A database is a collection of information that is organized so that it can easily accessed, managed and updated. In one view, database can be classified according to types content, bibliographic, full text, numeric and images.
Systematically organized or structured repository of indexed information (usually as a group of linked data files) that allows easy retrieval, updating, analysis and output of data.
SQL (Structured query language) is a standard language for making interactive queries from and updating a database such as IBM’s DB2, Microsoft’s sql server and database products from Oracle and computer Associates.
DBMS: A database management system (DBMS) is system software for creating and managing database. The DBMS provides users and programmers with the systematic way to create, retrieve and update and manage data.
A DBMS makes it possible for end users to create, read, update and delete data in database. The DBMS essentially serves as an interface between the database and end user or application programs, ensure that data is consistently organized and remains easily accessible.
Data warehouse: A data warehouse is a subject oriented, integrated, time variant and non volatile collection of data in support management’s decision making process.

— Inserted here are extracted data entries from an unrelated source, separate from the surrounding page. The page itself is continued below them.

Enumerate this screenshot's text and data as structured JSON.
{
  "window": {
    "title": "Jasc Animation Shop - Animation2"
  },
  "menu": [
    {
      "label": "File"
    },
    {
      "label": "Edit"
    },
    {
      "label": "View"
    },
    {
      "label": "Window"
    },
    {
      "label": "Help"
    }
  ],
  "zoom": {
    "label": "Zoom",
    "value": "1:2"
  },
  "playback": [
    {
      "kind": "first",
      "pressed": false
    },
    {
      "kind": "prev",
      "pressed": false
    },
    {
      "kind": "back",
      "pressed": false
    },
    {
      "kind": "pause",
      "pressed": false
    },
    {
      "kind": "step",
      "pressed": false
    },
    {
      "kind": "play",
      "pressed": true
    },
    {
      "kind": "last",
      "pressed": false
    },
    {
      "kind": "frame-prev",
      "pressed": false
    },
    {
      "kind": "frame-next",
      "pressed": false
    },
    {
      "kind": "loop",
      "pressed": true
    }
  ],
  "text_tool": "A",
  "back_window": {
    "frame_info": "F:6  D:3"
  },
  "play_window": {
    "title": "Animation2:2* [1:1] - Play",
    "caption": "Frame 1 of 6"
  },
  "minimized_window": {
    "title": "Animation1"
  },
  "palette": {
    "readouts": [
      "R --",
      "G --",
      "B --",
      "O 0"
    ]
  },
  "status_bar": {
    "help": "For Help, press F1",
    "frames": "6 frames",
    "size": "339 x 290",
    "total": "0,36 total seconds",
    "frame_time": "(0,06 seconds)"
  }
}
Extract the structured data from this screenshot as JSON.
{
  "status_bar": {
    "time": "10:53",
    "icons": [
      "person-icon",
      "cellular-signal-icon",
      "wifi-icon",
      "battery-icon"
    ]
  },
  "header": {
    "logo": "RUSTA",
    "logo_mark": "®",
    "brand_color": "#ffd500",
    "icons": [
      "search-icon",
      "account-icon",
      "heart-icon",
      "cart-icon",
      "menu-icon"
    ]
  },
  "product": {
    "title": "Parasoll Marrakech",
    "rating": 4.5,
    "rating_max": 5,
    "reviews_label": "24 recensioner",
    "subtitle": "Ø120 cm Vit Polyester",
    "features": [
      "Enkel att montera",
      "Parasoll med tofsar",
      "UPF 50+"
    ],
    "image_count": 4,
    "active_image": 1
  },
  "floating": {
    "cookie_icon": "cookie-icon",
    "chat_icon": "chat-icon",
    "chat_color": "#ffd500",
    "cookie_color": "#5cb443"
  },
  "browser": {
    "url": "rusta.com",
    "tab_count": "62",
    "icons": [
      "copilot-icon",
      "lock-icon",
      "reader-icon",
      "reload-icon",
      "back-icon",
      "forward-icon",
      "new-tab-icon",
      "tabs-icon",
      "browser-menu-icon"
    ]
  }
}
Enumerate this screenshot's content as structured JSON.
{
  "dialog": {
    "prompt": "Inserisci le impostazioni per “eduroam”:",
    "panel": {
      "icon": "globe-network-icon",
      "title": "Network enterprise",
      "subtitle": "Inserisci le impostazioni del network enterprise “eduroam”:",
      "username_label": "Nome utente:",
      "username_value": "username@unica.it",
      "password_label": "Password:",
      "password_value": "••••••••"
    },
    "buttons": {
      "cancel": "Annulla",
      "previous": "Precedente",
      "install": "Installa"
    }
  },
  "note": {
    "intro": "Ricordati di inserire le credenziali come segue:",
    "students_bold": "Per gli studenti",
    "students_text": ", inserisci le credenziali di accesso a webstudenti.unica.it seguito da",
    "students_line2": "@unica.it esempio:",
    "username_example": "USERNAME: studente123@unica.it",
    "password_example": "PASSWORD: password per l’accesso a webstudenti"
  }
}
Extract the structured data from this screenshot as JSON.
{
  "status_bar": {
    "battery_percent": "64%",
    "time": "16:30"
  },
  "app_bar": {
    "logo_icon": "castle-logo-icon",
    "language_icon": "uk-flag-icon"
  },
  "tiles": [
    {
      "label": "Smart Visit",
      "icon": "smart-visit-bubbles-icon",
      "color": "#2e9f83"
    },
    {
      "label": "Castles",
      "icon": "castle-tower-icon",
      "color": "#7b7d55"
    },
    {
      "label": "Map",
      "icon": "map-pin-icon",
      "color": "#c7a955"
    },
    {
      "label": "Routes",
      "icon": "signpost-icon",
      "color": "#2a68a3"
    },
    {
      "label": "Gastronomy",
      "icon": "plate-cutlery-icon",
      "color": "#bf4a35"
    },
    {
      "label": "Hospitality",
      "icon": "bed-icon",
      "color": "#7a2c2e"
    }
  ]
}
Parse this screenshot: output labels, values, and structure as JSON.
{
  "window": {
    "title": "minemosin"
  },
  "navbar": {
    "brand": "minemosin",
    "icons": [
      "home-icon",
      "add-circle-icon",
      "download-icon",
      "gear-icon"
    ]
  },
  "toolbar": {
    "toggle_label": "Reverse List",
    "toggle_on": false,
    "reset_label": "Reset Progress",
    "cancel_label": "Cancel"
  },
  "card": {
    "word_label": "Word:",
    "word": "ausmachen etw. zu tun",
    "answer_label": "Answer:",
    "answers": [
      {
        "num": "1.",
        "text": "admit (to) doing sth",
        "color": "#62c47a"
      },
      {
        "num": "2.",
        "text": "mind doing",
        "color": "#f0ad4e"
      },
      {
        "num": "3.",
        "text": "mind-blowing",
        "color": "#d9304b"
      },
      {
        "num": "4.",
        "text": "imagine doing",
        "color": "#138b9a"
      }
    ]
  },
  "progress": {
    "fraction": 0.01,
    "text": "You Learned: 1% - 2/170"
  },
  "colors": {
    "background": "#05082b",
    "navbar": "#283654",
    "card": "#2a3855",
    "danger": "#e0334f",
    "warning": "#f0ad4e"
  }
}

Subject oriented : Datawarehouse can be used to analyze a particular subject area. For example sales can be particular subject.
Integrated: A Data warehouse integrates data from multiple data sources. For example Source A and source B may have different ways of identifying the product, but in a data warehouse, there will be only single way of identifying the product.
Time variant : Historical data is kept in data warehouse. For example one can retrieve data from 3 months, 6 months, 12 months or even older data from a data warehouse. This contrasts with the transaction system, where often only the most recent data is kept. For example, a transaction system may hold the most recent address of a customer, where a data warehouse can hold all the addresses associated with the customer.
Non volatile : Once data is in the data warehouse, it will not change. So historical data in a data warehouse should never be altered.
Datamart: A data mart is basically condensed and more focused version of a data ware house that reflects the regulations and process specifications of each business unit within an organization. Each data mart is dedicated to a specific business function or region. This subset of data may span across many or all of an enterprise functional subject areas. It is common for multiple data marts to be used in order to serve the needs of each individuals business unit ( different data marts can be used to obtain specific information for various enterprise departments, such as accounting ,marketing and sales etc.)
ETL: ETL stands for extraction, transformation and loading. ETL is a process that involves the following tasks:
1.Extracting the data from source operational or achieve systems which are the primary source of data for the data warehouse.
2.Transforming the data – Which may involve cleaning , filtering, validating and applying business rules.
3. Loading the data into a data warehouse or any other database or application that house data
The ETL is also very often referred as Data integration process and ETL tool as a Data Integration platform. The terms closely related to and managed by ETL process are : Data migration, data management, data cleansing, data synchronization and data consolidation.
At present the most popular and widely used ETL Tools and application on the market are:
- IBM websphere Datastage (Formally know as Ascential Datastage and ardent Datastage)
- Informatica powercenter
- Oracle ETL
- AB Initio
- Pentaho Data Integration – Kettle project ( Open source ETL)
- SAS ETL studio
- Cognos Decisionstream – Reporting
- Business Objects data integrator (BODI) – Reporting
- SQL server reporting service (SSRS)- Reporting
- Microsoft SQL server integration Services (SSIS) – ETL
Data type : Data type is a storage format that can contain a specific type or range of values. When computer program store data in variables, each variable must be assigned a specific data type. Some common data types includes integers, floating point numbers, characters, strings and arrays. They may also be more specific types, such as dates, timestamps, boolean values and varchar (variable characters) formats.
Primary Key:
Primary key is a column or set of column in a table whose values uniquely identify a row in a table.
Foreign Key:
Foreign key is a column or a set of column in a table whose values correspond to the values of the primary key in another table.
Natural Key/Business key (concept):
Natural key is a single of set columns that uniquely identify a single record in a table, where the key columns are made of real data. Ex. SSN, ISBN.etc.
Surrogate Key: Surrogate key is like a natural key uniquely identified a single record in the table. Surrogate keys are generally system generated integer.